Luis Ortiz: I’m going to make history for myself and Cuba when I KO Deontay Wilder
Never, in the long, storied history of heavyweight championship boxing, has a latino big man born outside the U.S. worn the title.
With a victory over Deontay Wilder on Saturday in Brooklyn, Luis Ortiz can become the first man to do. The 38-year-old Cuban faces Wilder for the WBC heavyweight title on Showtime, and he’ll be just the fourth Cuban native to vie for the crown.
Three other Cubans did so and came up short. There was Jorge Luis Gonzalez, who lost to Riddick Bowe in 1995. And then two different Cubans were turned back by Vitali Klitschko — Juan Carlos Gomez and Odlanier Solis.
Of course, there were many great amateurs who were unable to challenge for the title in communist Cuba and never even afforded the chance to turn pro like the great Teofilo Stevenson with his three Olympic gold medals. There was also Felix Savon, who grabbed three gold medals as well.

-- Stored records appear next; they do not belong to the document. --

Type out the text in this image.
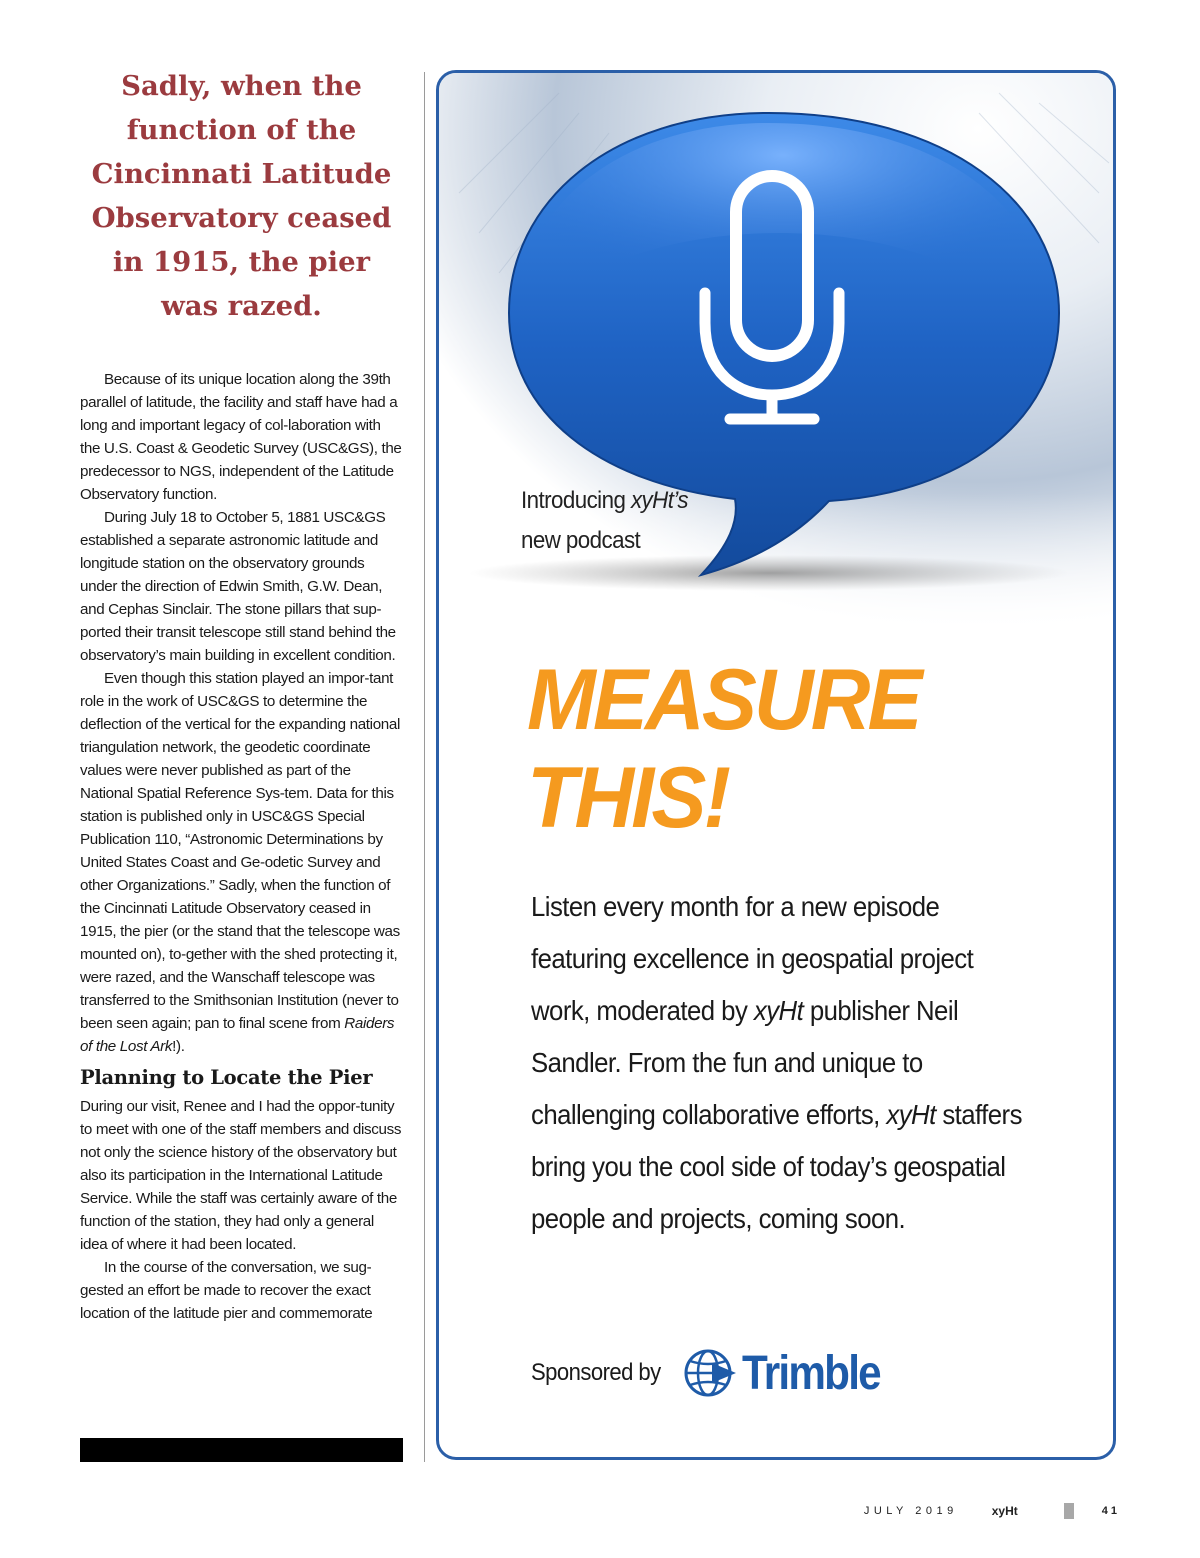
Sadly, when the
function of the
Cincinnati Latitude
Observatory ceased
in 1915, the pier
was razed.

Because of its unique location along the 39th parallel of latitude, the facility and staff have had a long and important legacy of col-laboration with the U.S. Coast & Geodetic Survey (USC&GS), the predecessor to NGS, independent of the Latitude Observatory function.

During July 18 to October 5, 1881 USC&GS established a separate astronomic latitude and longitude station on the observatory grounds under the direction of Edwin Smith, G.W. Dean, and Cephas Sinclair. The stone pillars that sup-ported their transit telescope still stand behind the observatory’s main building in excellent condition.

Even though this station played an impor-tant role in the work of USC&GS to determine the deflection of the vertical for the expanding national triangulation network, the geodetic coordinate values were never published as part of the National Spatial Reference Sys-tem. Data for this station is published only in USC&GS Special Publication 110, “Astronomic Determinations by United States Coast and Ge-odetic Survey and other Organizations.” Sadly, when the function of the Cincinnati Latitude Observatory ceased in 1915, the pier (or the stand that the telescope was mounted on), to-gether with the shed protecting it, were razed, and the Wanschaff telescope was transferred to the Smithsonian Institution (never to been seen again; pan to final scene from Raiders of the Lost Ark!).

Planning to Locate the Pier

During our visit, Renee and I had the oppor-tunity to meet with one of the staff members and discuss not only the science history of the observatory but also its participation in the International Latitude Service. While the staff was certainly aware of the function of the station, they had only a general idea of where it had been located.

In the course of the conversation, we sug-gested an effort be made to recover the exact location of the latitude pier and commemorate

Introducing xyHt’s
new podcast
MEASURE
THIS!
Listen every month for a new episode featuring excellence in geospatial project work, moderated by xyHt publisher Neil Sandler. From the fun and unique to challenging collaborative efforts, xyHt staffers bring you the cool side of today’s geospatial people and projects, coming soon.
Sponsored by Trimble
JULY 2019	xyHt	41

“This fight is not only important for my family, but for Cuban boxing history,” said Ortiz. “My only focus right now is on the strategy I will need to defeat Wilder, but I know this fight has a lot of significance. I’m going to make history for myself and my country when I knock out Wilder on March 3.”
John Ruiz, an American of Puerto Rican descent, remains the lone latino heavyweight to wear the strap.